Apparently, record labels, recording artists and performers have it all wrong. Not only should artists not be compensated when radio stations play their music, but it should in fact be the other way around! Labels are “ripping off” radio, according Tony Coloff, who claims he feels “feel like a waitress who gave the greatest service. But the customer doesn’t pay — a gross injustice. Then, even more incredibly, the customer demands payment from the waitress. An absolute outrage.”
Coloff goes on to say that it is actually radio stations that “create intellectual property.” Not, you know, songwriters and musicians. You see, radio is the only thing that “created value” in recordings, so they should own them.

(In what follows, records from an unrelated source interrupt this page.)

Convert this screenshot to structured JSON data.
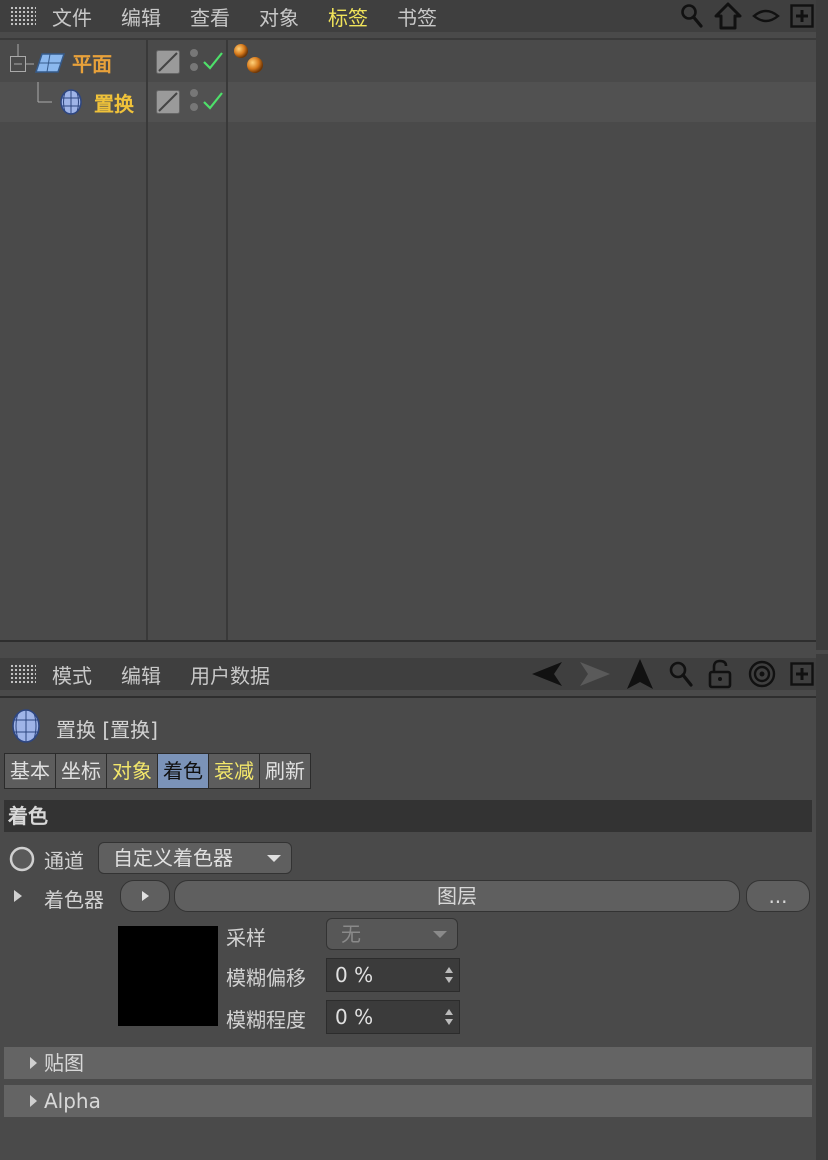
{
  "object_manager": {
    "menu": [
      "文件",
      "编辑",
      "查看",
      "对象",
      "标签",
      "书签"
    ],
    "active_menu": "标签",
    "objects": [
      {
        "name": "平面",
        "color": "#e8a13a"
      },
      {
        "name": "置换",
        "color": "#f0c23a"
      }
    ]
  },
  "attribute_manager": {
    "menu": [
      "模式",
      "编辑",
      "用户数据"
    ],
    "title": "置换 [置换]",
    "tabs": [
      "基本",
      "坐标",
      "对象",
      "着色",
      "衰减",
      "刷新"
    ],
    "active_tab": "着色",
    "section_title": "着色",
    "channel_label": "通道",
    "channel_value": "自定义着色器",
    "shader_label": "着色器",
    "shader_value": "图层",
    "more_button": "...",
    "sampling_label": "采样",
    "sampling_value": "无",
    "blur_offset_label": "模糊偏移",
    "blur_offset_value": "0 %",
    "blur_scale_label": "模糊程度",
    "blur_scale_value": "0 %",
    "collapsed_sections": [
      "贴图",
      "Alpha"
    ]
  },
  "colors": {
    "accent_yellow": "#f0e35a",
    "active_tab": "#7b93b8",
    "check_green": "#4ee06a"
  }
}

It’s hard to even know where to begin with such a specious argument, but let’s start with the basics. First of all, Coloff seems to conveniently forget that radio stations get their revenue from advertisers. That is the entire business model of radio, and for that matter, television as well. Radio stations collectively make billions upon billions of dollars per year because, as Coloff himself pointed out, radio still has a massive audience and a 98% exposure rate.
Put simply, without its content, namely music, radio stations would have no audience and no advertising dollars. The waitress analogy makes no sense, because the “customer” of the radio station isn’t the record label. The label is, more accurately, the CHEF - the person who makes the food which brings people to the restaurant to begin with. And restaurants pay the people who prepare their food.
So, I guess by Coloff’s logic, magazine and newspaper columnists should be paying their employers. Television production companies should pay television stations to broadcast their programs. This makes absolutely no sense. It doesn’t even begin to make sense.
If your business model revolves around providing a free or extremely inexpensive product filled with content, and monetizing that content through advertising, then logically you would pay the people who are giving you the content that enables this business model to work at all. This is such a basic concept to understand that it’s almost unbelievable that an adult could twist it so much.
As for the belief that radio stations should own the intellectual property that they broadcast, again, that’s so far off the mark as to be almost offensive. Even if radio stations created value in recordings - which they don’t, they merely expose recordings which have intrinsic value - this has nothing to do with intellectual property. Should a book publicist be considered the co-author, or even the author of the book she promotes? Should grocery stores be entitled to the formulas and recipes of food products (a form of intellectual property) because they advertise them in circulars? This suggestion is beyond stupid.
Coloff and other radio advocates like him are only able to get away with posting such obviously nonsensical and illogical arguments because they are using a logical fallacy which is often effective: “Person A believes Idea X, and Person A is bad, so therefore Idea X is wrong.” One typically sees this in political discourse as a basic smear tactic, but it makes no sense. A murderer can state that rape is wrong, and he’d be correct. His status as a murderer has no bearing on his statement.
Likewise, the RIAA advocates a performance royalty in radio. They are correct. Just because they’re a generally sleazy organization with widely-unpopular legal tactics and a bad public image doesn’t mean that everything they support is wrong.
Don’t succumb to the vapid arguments of Coloff and others like him.